= Antisemitism in the French Third Republic =

Antisemitism in the French Third Republic was characterized by the Dreyfus Affair, the Boulangist crisis, and the creation of leagues among the far-right as nationalism became a core right-wing value.

== Introduction ==

It began with the Dreyfus Affair, which had begun to subside by the turn of the twentieth century, at which point nationalist group Action française began to gain popularity. Antisemitism, which had previously been common on both sides of the political spectrum, became an ideology of the right — even, particularly after the Sacred Union of the First World War, of the far right.
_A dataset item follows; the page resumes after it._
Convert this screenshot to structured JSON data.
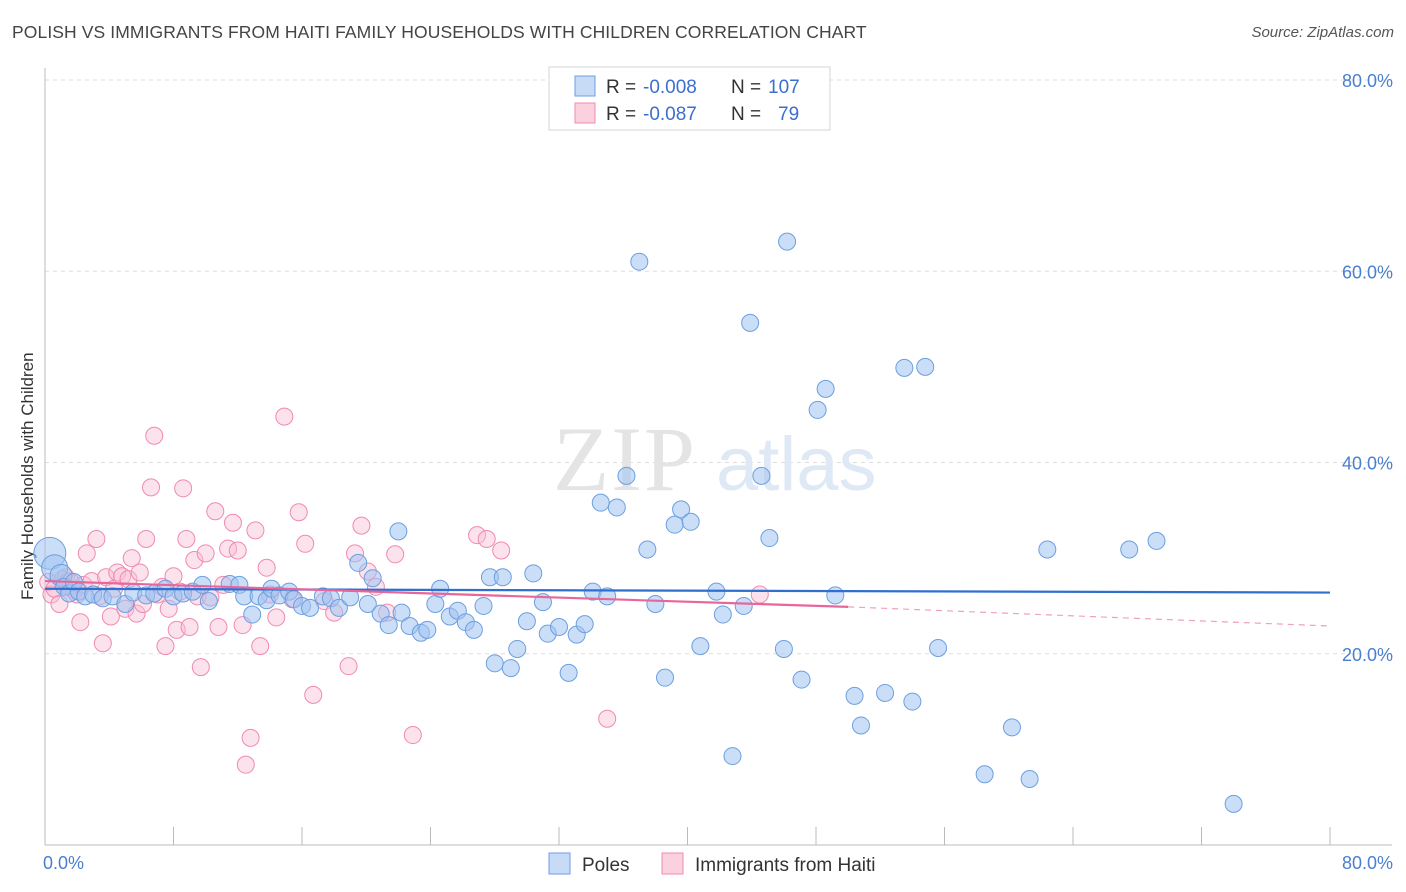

The 1930s saw a resurgence in antisemitism, as "Judeo-Bolshevism" became a subject of public denunciation in the aftermath of the October Revolution.

==Antisemitism from 1870 to 1914==

===Publications===

French antisemitism at the end of the 19th century was characterized by the quantity and virulence of antisemitic publications, especially Édouard Drumont's book La France juive and his newspaper La Libre Parole.

===Riots===

During this period, particularly at the height of the Dreyfus Affair, riots took place in a number of French cities (most notably in Paris, Marseille, Lyon, Nancy, Bordeaux, Perpignan, and Angers), in which thousands of people attacked Jewish-owned businesses. In Paris, organized bands incited riots in Jewish neighborhoods such as the Marais and Belleville. These riots took place primarily between 1892 and 1894.

==Popular Front==

Léon Blum of the Popular Front coalition suffered the most notable antisemitic attack in France on 13 February 1936.
Shortly before becoming prime minister, Blum was dragged from a car and almost beaten to death by the Camelots du Roi, a group of antisemites and royalists. The group's parent organisation, the right-wing Action Française, was dissolved by the government following this incident, not long before the elections that brought Blum to power. Blum became the first socialist and the first Jew to serve as Prime Minister of France. As such he was an object of particular hatred from antisemitic elements.